What sort of climate control setup does the warehouse have, if any?

None, but is surrounded on 3 sides by other tenants, has insulated partitions between tenants and an insulated ceiling, and its only exterior wall faces east. I honestly thought we might have to add something in there for it to be bearable in the summer but it has yet to meet or exceed outside temps even on the hottest day, which has been nice. I can't imagine it's cheap to condition 2000sqft of 24ft high warehouse.

angryrobots posted:

Could you measure the air temperature while it's running, at the return and at a couple supply vents, say the one closest and the one farthest away from the air handler?

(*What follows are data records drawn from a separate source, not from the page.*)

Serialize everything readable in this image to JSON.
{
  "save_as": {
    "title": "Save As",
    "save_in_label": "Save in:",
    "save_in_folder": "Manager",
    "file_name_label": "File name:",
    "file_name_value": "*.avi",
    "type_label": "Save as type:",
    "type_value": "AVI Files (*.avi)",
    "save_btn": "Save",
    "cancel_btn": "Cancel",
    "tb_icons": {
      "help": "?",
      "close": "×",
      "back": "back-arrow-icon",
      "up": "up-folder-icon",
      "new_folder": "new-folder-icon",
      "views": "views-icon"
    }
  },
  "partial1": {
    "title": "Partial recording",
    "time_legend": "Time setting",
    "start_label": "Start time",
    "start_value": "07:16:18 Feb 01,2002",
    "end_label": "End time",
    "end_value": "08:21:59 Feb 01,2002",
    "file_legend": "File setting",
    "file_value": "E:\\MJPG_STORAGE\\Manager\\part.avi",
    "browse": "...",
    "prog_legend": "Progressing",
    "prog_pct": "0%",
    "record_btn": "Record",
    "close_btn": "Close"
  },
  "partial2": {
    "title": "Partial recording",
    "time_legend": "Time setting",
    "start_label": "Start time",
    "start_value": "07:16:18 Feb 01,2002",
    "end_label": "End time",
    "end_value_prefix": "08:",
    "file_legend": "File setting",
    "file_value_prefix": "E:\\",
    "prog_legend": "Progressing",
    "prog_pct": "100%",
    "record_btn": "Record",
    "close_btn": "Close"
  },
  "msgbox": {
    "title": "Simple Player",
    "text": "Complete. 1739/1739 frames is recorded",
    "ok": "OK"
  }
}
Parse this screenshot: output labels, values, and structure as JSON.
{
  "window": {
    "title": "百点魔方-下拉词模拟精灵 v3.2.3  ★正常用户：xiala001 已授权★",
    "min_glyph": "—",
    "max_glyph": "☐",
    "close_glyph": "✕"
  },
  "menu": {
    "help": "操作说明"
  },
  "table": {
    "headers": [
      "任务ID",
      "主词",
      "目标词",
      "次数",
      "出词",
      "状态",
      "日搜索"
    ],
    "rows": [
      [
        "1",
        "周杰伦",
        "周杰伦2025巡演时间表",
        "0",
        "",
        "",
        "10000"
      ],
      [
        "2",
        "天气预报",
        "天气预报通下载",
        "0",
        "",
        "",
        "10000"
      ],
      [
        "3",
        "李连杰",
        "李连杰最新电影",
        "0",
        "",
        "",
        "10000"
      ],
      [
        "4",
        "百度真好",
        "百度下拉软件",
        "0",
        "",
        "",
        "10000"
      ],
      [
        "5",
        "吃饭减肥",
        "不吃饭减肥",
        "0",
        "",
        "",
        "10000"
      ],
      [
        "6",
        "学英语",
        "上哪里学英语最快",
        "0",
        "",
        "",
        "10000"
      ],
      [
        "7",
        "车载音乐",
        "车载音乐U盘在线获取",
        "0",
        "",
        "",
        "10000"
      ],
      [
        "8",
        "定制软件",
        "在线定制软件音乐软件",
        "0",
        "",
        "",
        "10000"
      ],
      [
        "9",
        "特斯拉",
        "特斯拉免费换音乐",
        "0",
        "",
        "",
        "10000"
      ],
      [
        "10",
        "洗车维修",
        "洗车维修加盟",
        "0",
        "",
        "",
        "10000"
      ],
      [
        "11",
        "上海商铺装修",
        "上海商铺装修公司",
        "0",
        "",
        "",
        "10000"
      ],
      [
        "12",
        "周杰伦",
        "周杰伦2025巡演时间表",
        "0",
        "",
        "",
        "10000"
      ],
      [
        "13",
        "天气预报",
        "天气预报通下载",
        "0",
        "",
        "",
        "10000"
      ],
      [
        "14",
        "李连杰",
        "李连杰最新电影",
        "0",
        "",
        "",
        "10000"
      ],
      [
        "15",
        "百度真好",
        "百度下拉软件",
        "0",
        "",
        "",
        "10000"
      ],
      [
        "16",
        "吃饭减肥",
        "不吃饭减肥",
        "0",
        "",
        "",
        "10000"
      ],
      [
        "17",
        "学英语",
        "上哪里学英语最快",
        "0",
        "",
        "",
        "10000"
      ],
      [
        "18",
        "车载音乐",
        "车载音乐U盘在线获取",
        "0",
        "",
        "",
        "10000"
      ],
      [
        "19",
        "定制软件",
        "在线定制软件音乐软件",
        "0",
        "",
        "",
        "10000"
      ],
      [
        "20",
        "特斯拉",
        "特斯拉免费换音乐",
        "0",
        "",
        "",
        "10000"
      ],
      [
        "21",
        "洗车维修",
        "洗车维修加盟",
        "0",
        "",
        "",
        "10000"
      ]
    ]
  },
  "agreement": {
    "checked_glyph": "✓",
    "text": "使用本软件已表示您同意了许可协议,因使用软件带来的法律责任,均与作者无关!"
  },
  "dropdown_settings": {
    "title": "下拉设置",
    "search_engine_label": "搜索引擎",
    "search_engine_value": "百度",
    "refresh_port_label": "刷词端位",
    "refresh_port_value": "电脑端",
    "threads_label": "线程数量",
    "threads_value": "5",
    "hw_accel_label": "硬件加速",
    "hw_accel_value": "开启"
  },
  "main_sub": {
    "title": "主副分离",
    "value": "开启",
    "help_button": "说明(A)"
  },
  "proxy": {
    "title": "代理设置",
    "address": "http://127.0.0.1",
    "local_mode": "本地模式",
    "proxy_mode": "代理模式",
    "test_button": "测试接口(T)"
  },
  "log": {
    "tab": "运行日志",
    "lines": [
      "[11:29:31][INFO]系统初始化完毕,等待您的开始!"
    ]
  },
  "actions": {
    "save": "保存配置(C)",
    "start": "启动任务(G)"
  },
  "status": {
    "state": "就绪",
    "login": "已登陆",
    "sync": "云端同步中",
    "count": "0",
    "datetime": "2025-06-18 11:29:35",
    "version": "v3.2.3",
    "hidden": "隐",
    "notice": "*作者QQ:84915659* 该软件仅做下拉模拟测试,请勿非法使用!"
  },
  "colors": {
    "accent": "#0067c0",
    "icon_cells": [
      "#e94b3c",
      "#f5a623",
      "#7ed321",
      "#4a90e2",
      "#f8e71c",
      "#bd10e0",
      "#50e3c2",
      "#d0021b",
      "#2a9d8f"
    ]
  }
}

I've seen HVAC guys with those really fast refreshing thermomoter probe things. I unfortunately can't think of anything I own that has this capability. I have an analogue meat thermometer I'd have to duck tape to the vent for 20 minutes to get a reading? :D



What is a reasonable price to pay for having this system checked over by someone independent of the landlord? I don't mind putting some money into it if it's gonna save me paying to run it 18 hours a day just to maintain fairly modest setpoints in such a small space. I ask because I feel like the guys I've hired in the past when the system at my house broke charged me well more than was reasonable just for the initial visit. Don't want to get ripped off again.

angryrobots
Mar 31, 2005

I'd just call around and see what a service call costs, although they may sell a "tune- up" special, which usually includes cleaning the coils and some other stuff.

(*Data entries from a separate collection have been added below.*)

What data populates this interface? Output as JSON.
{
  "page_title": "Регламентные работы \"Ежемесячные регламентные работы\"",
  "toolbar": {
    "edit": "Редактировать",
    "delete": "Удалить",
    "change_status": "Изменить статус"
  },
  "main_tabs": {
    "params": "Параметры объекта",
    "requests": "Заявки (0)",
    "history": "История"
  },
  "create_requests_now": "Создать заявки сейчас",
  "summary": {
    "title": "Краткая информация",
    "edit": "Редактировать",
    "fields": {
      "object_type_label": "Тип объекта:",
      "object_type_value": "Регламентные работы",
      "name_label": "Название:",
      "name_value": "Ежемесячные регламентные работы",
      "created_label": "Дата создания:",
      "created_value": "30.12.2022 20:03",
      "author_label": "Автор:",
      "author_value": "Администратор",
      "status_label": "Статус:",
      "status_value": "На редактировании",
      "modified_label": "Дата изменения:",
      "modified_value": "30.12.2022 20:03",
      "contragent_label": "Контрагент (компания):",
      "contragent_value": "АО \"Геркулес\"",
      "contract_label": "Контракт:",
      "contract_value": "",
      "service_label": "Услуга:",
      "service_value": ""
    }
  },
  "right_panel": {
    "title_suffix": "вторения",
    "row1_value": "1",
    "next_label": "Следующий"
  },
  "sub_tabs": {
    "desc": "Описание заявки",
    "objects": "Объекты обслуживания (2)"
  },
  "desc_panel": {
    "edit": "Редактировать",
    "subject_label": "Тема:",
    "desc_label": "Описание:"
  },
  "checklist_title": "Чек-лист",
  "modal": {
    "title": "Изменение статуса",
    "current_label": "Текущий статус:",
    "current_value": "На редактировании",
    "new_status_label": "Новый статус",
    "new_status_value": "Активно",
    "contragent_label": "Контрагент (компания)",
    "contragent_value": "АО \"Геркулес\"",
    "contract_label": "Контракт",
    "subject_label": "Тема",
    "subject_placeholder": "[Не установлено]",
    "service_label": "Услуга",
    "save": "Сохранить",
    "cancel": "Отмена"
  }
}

Cost is very dependent on area, but I think a service call is gonna be about $100.

kid sinister
Nov 16, 2002

JimbobDobalina posted:

The arsehole previous owner of my house had an ac installed some years ago, and left the drain pipe coming out underneath the floor of an outbuilding, consequently rotting out the floor structure from having untreated wood sitting in standing water. I've torn down the lovely outbuilding, and am planning on building a concrete patio area in its place. Right now, the drain is dripping onto the dirt where the building was, and there is enough water coming out to leave a 2 sq ft puddle by the end of the day. I don't really want this much water dripping onto the concrete I plan to lay, but my yard is also sloped such that the outlet would be below ground level if I was to extend it out beyond the pad.
Any ideas for a better drain?
I don't really want to relocate it completely because the side of my house where it is now will be pretty well all patio, and the other side is a no go because of the grade.

Some ideas:
Do you have a floor drain to run it to instead?

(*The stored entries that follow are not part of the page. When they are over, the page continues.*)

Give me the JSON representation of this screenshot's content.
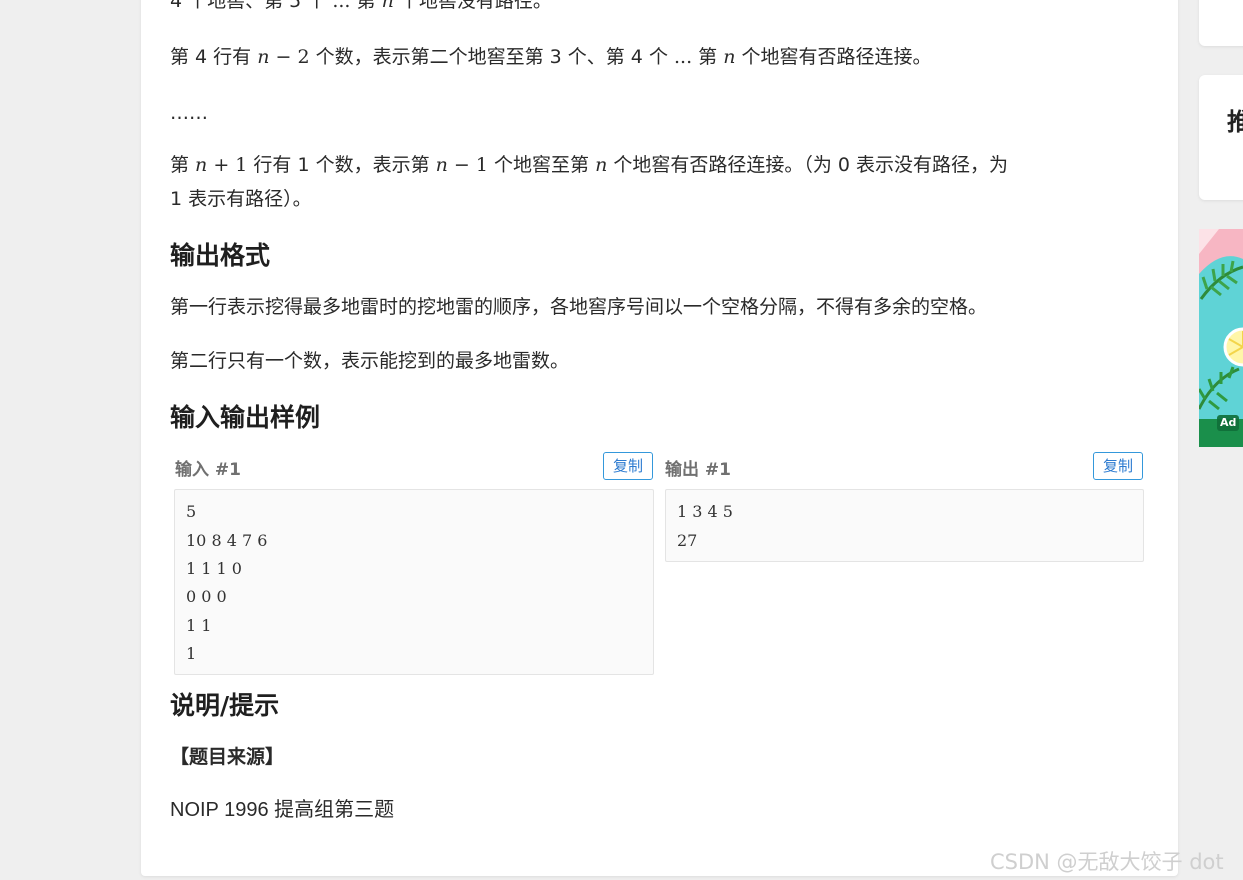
{
  "problem": {
    "text_top_partial": {
      "a": "4 个地窖、第 5 个 ",
      "b": "...",
      "c": " 第 ",
      "n": "n",
      "d": " 个地窖没有路径。"
    },
    "line4": {
      "a": "第 4 行有 ",
      "n": "n",
      "b": " − 2",
      "c": " 个数，表示第二个地窖至第 3 个、第 4 个 ",
      "dots": "...",
      "d": " 第 ",
      "n2": "n",
      "e": " 个地窖有否路径连接。"
    },
    "ellipsis": "……",
    "line_last": {
      "a": "第 ",
      "n": "n",
      "b": " + 1",
      "c": " 行有 1 个数，表示第 ",
      "n2": "n",
      "d": " − 1",
      "e": " 个地窖至第 ",
      "n3": "n",
      "f": " 个地窖有否路径连接。（为 0 表示没有路径，为"
    },
    "line_last2": "1 表示有路径）。",
    "output_format_heading": "输出格式",
    "output_line1": "第一行表示挖得最多地雷时的挖地雷的顺序，各地窖序号间以一个空格分隔，不得有多余的空格。",
    "output_line2": "第二行只有一个数，表示能挖到的最多地雷数。",
    "samples_heading": "输入输出样例",
    "hint_heading": "说明/提示",
    "source_heading": "【题目来源】",
    "source_text": "NOIP 1996 提高组第三题"
  },
  "samples": {
    "input_label": "输入 #1",
    "output_label": "输出 #1",
    "copy_label": "复制",
    "input_lines": [
      "5",
      "10 8 4 7 6",
      "1 1 1 0",
      "0 0 0",
      "1 1",
      "1"
    ],
    "output_lines": [
      "1 3 4 5",
      "27"
    ]
  },
  "sidebar": {
    "heading_partial": "推",
    "ad_badge": "Ad"
  },
  "watermark": "CSDN @无敌大饺子 dot",
  "colors": {
    "accent": "#3498db",
    "page_bg": "#efefef",
    "code_bg": "#fafafa"
  }
}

Would it be possible to turn the corner outside and follow the wall?

Are you going to pave everything? Could you leave a spot for a garden? Another idea is that you could leave a outdoor floor drain there and run the exit somewhere down slope, maybe even hook into a downspout that is close.

JimbobDobalina
Aug 29, 2005

I will munch on your endocrine system

kid sinister posted:

Some ideas:
Do you have a floor drain to run it to instead?

Would it be possible to turn the corner outside and follow the wall?

Are you going to pave everything? Could you leave a spot for a garden? Another idea is that you could leave a outdoor floor drain there and run the exit somewhere down slope, maybe even hook into a downspout that is close.

No floor drain, house is elevated off the ground, and tying into existing plumbing wouldn't be possible without a pump and lots of visible piping to get to the laundry drain. I'd rather drop it outside. I thought about a couple of potted plants, but the whole area is in perpetual shade, so I think the plants would become waterlogged very quickly.

I could turn the pipe and go along the house, but I think I'd only get about 8 feet before it would hit the patio while still keeping enough of a slope.

I am wondering if burying a dry well underneath the concrete pad is a reasonable solution? I'd only use it for the condensate to keep the volume of water to drain to a minimum. If I am laying plastic under the concrete anyway, would this moisture be an issue?
I've noticed that when it's cooler and the ac isn't running hard, the puddle drains away in about a day. I can put a bucket down and measure the outflow if that's helpful.

angryrobots
Mar 31, 2005

You definitely do not want to bury an inaccessible drain field and condensate line under the pad....I think that would make you an rear end in a top hat previous owner, lol.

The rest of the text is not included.